Aliphatic x,y-ionenes are polyelectrolytes in which x and y denote the numbers of methylene groups separating quaternary ammonium ions. They represent useful model substances for studying hydrophobic and charge effects in aqueous solutions. We used isothermal titration calorimetry to measure the enthalpies of mixing, ΔH(mix), of 3,3- and 6,6-ionene fluorides and bromides with low molecular weight salts (NaF, NaCl, NaBr, and NaI) at 298 K in water. The signs and magnitudes of the measured enthalpies depend on the hydrophobicity of the ionene and on the nature of the added salt. For example, addition of sodium fluoride to solutions of 3,3- and 6,6-ionene fluorides produced endothermic effects, while addition of sodium bromide to 3,3-ionene bromide resulted in a strong exothermic effect. Interestingly, mixing of 6,6-ionene bromide and NaBr solutions in water gave a small exothermic heat effect. Polyelectrolyte theories, based on continuum-solvent models, predict enthalpies of mixing to be positive (endothermic) for all the solutions examined in this work. The ion-specific effect is more strongly expressed in ionene solutions with higher charge density (3,3-ionene). The most important result of this work is the finding that the enthalpy of mixing of 3,3- (and of 6,6-ionene) fluorides with sodium halides can be expressed as a linear function of the enthalpy of hydration of the halide counterions. The experimental results were complemented with an explicit water molecular dynamics simulation of solutions of oligoions modelling 3,3- and 6,6-ionenes. The computer simulation results for various nitrogen-counterion pair distribution functions were in most cases consistent with the enthalpy measurements.

Interplay of ion-specific and charge-density effects in aqueous solutions of weakly charged ionenes as revealed by electric-transport measurements

In 3,3-ionenes, one quaternary nitrogen is bonded to a chain of three methylene groups on each side, and in 6,9-ionene, it is bonded to a chain of six on one side and nine on the other. We examined how the solution properties of several ionenes changed with increased hydrophobicity of the polyion, depending on the nature of the counterion.
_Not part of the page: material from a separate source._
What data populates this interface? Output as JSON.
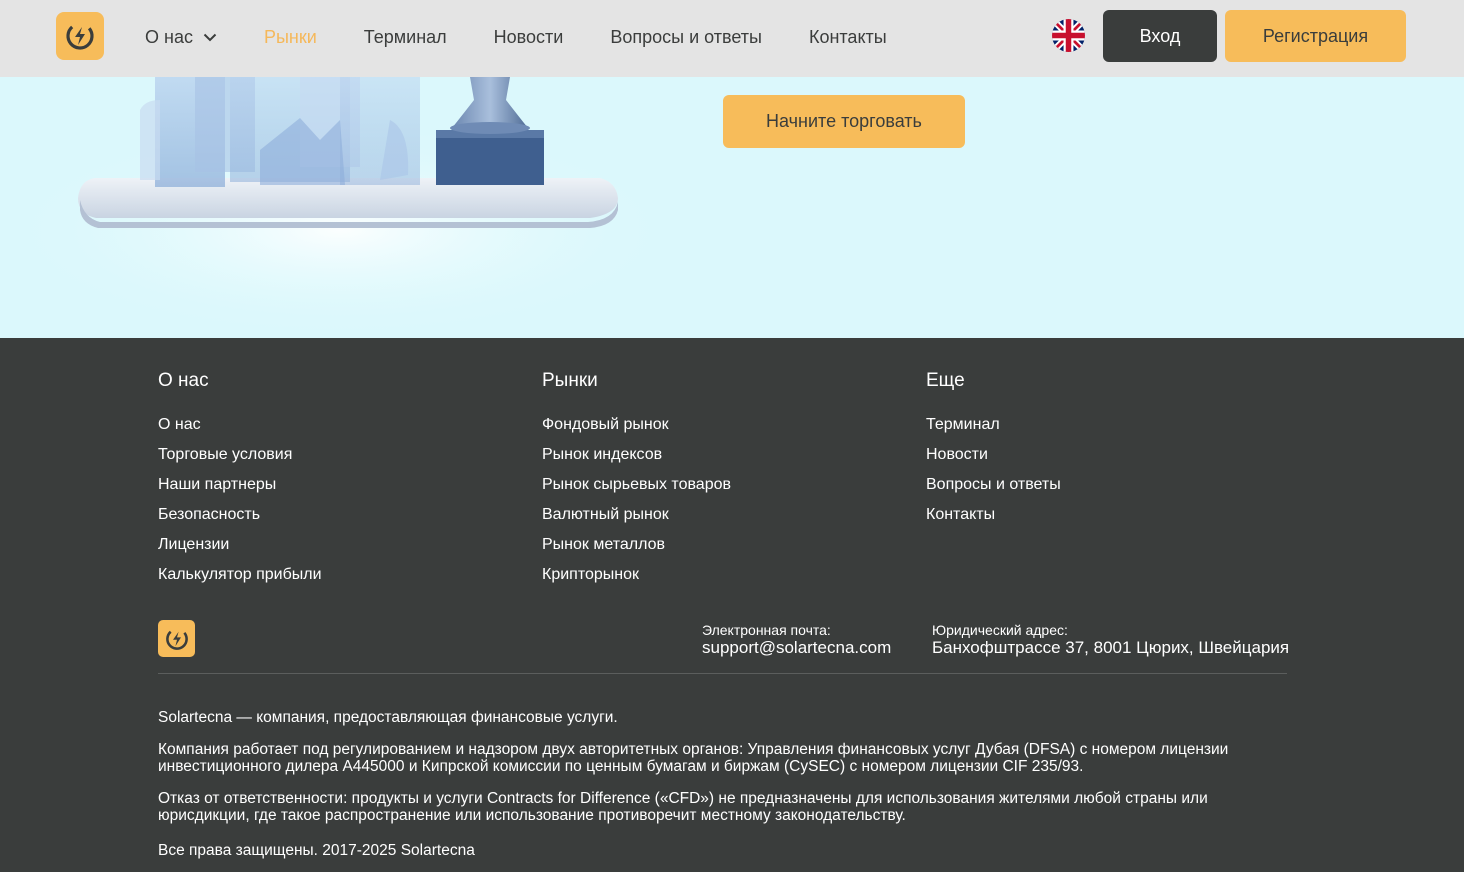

We determined the electrical conductivities of aqueous solutions of 3,3-, 4,5-, 6,6-, and 6,9-ionene fluorides and bromides in the range of concentrations from 5 x 10(-3) to 1 x 10(-1) M and for the temperature interval 5-35 degrees C. Over these ranges, the conductivities of the ionenes were found to decrease with increasing concentration and increase with increasing temperature. The conductivity of 3,3-ionene bromide was lower than that of its fluoride analogue throughout the whole range of concentrations, whereas for the 6,9-ionenes, the trend was reversed. For 4,5- and 6,6-ionene, we observed a crossover in the concentration dependence of conductivity. The conductivity data were compared with the predictions of Manning's theory and scaling theory. Separately determined transport-number values were combined with the conductivity data to obtain the fractions of so-called "free" counterions, f. For bromide samples, f increased from 3,3- to 6,9-ionene. In the case of fluoride counterions, the fraction of free counterions was the lowest for 3,3-ionene and, within the experimental uncertainty, approximately constant for the other less charged ionenes.